Lipases play a major role in cheese manufacture. Lipases hydrolyze ester linkage in glycerides. Lipase from microbial sources is utilized in cheese ripening for development of aromas. Lipases are responsible for hydrolytic rancidity in dairy products. Staling of bakery products is retarded by lipase, presumably through the release of mono- and diacylglycerols. The defatting of bones, which has to be carried out under mild conditions in the production of gelatin, is facilitated by using lipase-catalyzed hydrolysis.

15.5 Oxidoreductases are involved in oxidation-reduction reactions. They oxidize or reduce substrates by transfer of hydrogen or electrons or by oxygen.

15.5.1 Glucose Oxidase

Glucose oxidase is used to remove traces of glucose and oxygen from food products such as beer, wine, fruit juices, mayonnaise etc. It can be used as an analytical reagent for the specific determination of glucose. Glucose oxidase oxidizes glucose to gluconic acid in presence of oxygen and hydrogen peroxide. Hydrogen peroxide decomposes into water and oxygen in the presence of catalase.The enzyme is produced by fungi such as Aspergillus niger and Penicillium notatum.

15.5.2 Catalase

Catalase catalyzes the decomposition of hydrogen peroxide into water and molecular oxygen. In plants, catalase has the ability to dispose of the excess H2O2 produced in oxidative metabolism and to use H2O2 in oxidation of phenols, alcohols and other hydrogen donors. Catalase is used in combination with glucose oxidase.

15.5.3 Ascorbic Acid Oxidase

Ascorbic acid oxidase catalyzes the following reaction.

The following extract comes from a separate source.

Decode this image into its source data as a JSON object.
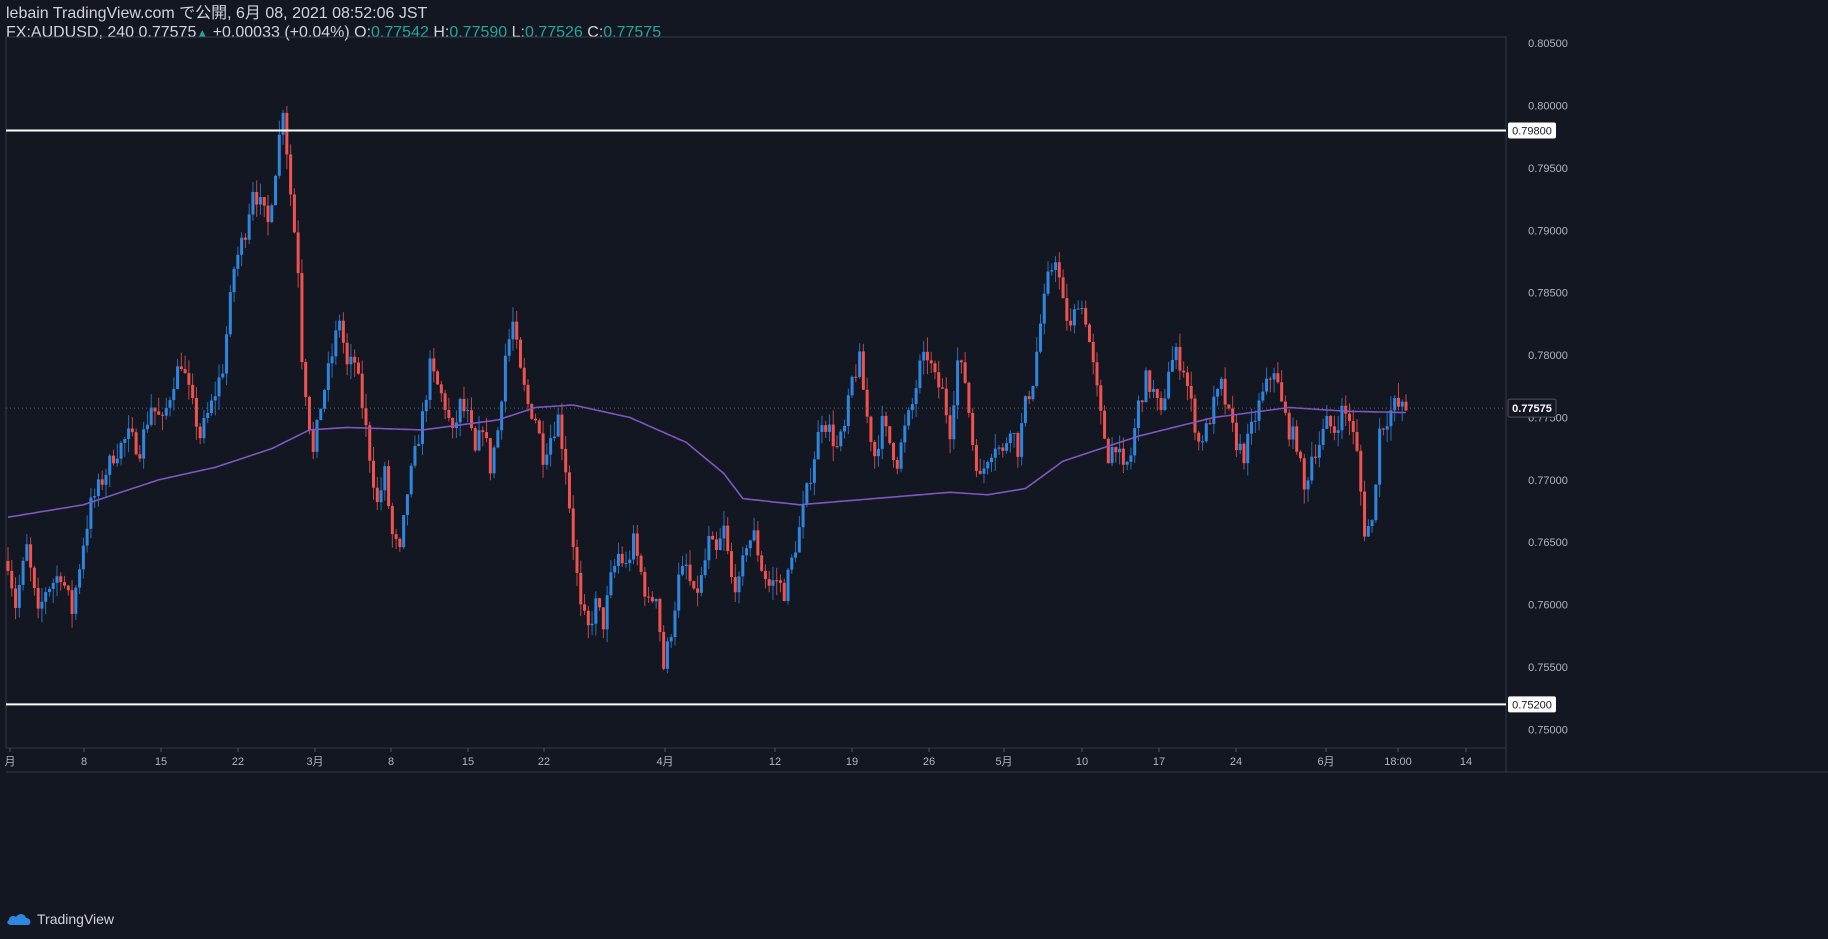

L-Ascorbic acid + ½ O2 ---------- dehydroascorbic acid + H2O

The reaction is significant in fruits and vegetables. It is responsible for the initiation of browning reaction, and for the eventual loss of all vitamin C activity.

15.5.4 Lipoxygenase

Lipoxygenase is utilized in the bleaching of flour and the improvement of the rheological properties of dough.

15.5.5 Peroxidase

Peroxidase catalyzes the following reaction

H2O2 + AH2 --------- 2H2O + A

AH2 is an oxidizable substrate.

The common plant peroxidases are iron containing peroxidases. Peroxidases of animal tissue and milk (lactoperoxidase) are flavoprotein peroxidases. The peroxidase test is used as indicator of satisfactory blanching of fruits and vegetables.

15.5.6 Phenolases

Phenolases are involved in enzymatic browning. They are also known as polyphenoloxidases or polyphenolases. These enzymes have the ability to oxidize phenolic compounds to o-quinones. High levels of these enzymes are present in potatoes, apples, peaches, bananas, tea leaves, coffee beans etc. The action of phenolases is undesirable when it leads to browning in bruised and broken plant tissue but it is desirable in the processing of tea and coffee.